Мы с Максом нашли гостиницу и с утра пошли на главный рынок Весо, расположенный в приземистом, похожем на пагоду здании из красного кирпича в нескольких кварталах от реки. «Пагода» была большой, стильной и старинной, с бетонным полом и круглым большим залом под трехслойной крышей из гофрированного металла — ее построили, должно быть, еще в колониальные времена. Рынок уже давно перерос здание, превратившись в лабиринт из деревянных лотков и прилавков с узкими проходами между ними, который занимал почти целый квартал. Дела там шли весьма бойко.
Исследование торговли диким мясом в Весо и вокруг города, проведенное в середине 1990-х двумя учеными-экспатами и их ассистентом-конголезцем, показало, что каждую неделю через этот рынок проходит 12 600 фунтов (больше 5,5 тонн) дичи. Причем в эту цифру входят только млекопитающие, без рыб и крокодилов. На первом месте с отрывом идут дукеры, на втором — приматы, хотя бÓльшая часть мяса принадлежала мартышкам, а не человекообразным обезьянам. За четыре месяца, которые длилось исследование, на рынке продали мясо восемнадцати горилл и четырех шимпанзе. Туши привозили на грузовиках и в лодках-долбленках. Весо — самый большой город на севере Конго, мясных пород коров в нем не держат, так что крупную дичь в него везут со всех окрестностей.

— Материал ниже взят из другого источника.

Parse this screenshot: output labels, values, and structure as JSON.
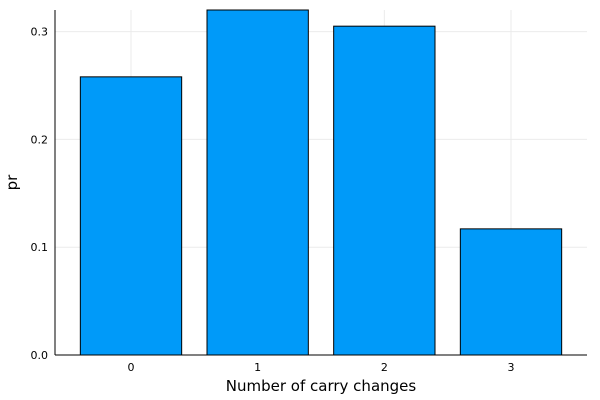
{
  "chart_data": {
    "type": "bar",
    "title": "",
    "xlabel": "Number of carry changes",
    "ylabel": "pr",
    "categories": [
      "0",
      "1",
      "2",
      "3"
    ],
    "values": [
      0.258,
      0.32,
      0.305,
      0.117
    ],
    "ylim": [
      0.0,
      0.32
    ],
    "yticks": [
      0.0,
      0.1,
      0.2,
      0.3
    ],
    "ytick_labels": [
      "0.0",
      "0.1",
      "0.2",
      "0.3"
    ],
    "grid": true,
    "legend": "none",
    "colors": {
      "bar_fill": "#009af9",
      "bar_edge": "#000000",
      "grid": "#ebebeb",
      "axis": "#000000"
    }
  }
}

Мы с Максом прошлись взад-вперед по торговым рядам, обходя ямы с грязью, уворачиваясь от низких металлических крыш, прицениваясь, как в Молунду. Поскольку это был не Молунду, а Весо, товары предлагались намного более разнообразные: отрезы яркой разноцветной ткани, спортивные сумки, постельное белье, керосиновые лампы, африканские куклы «Барби», парики, DVD-диски, фонарики, зонтики, термосы, арахисовое масло (сразу оптовыми партиями), порошок фуфу, грибы в ведрах, сушеные креветки, дикие фрукты из леса, только что поджаренные пончики, бульонные кубики, соль горстями, куски мыла, лекарства, ведерки с бобами, ананасы, английские булавки, картофель. На одном прилавке продавщица разделывала живого сома с помощью мачете. Напротив нее другая женщина торговала мертвыми мартышками. Продавщицей мартышек была крупная женщина средних лет, с волосами, заплетенными в косички, одетая в коричневый мясницкий фартук поверх платья с цветочным узором. Дружелюбная, прямолинейная, она с громким шлепком бросила на прилавок прямо передо мной копченую мартышку и назвала цену. Мордочка мартышки была маленькой и кривой, глаза закрыты, губы высохли, обнажив мертвую улыбку. Разрезанная в области живота и расплющенная, она и размером, и формой напоминала обод для колеса. «Six mille francs», — сказала она. Рядом с первой мартышкой она бросила вторую, на случай, если я окажусь привередлив. За эту тоже six mille. Она говорила о франках КФА, слабой центральноафриканской валюте. Шесть тысяч франков КФА равнялись примерно 13 долларам, можно было и поторговаться, но я отказался. Еще у нее в меню был копченый дикобраз, пять дукеров и еще одна обезьяна, настолько недавно убитая, что ее мех еще лоснился, и я сумел распознать в ней белоносую мартышку.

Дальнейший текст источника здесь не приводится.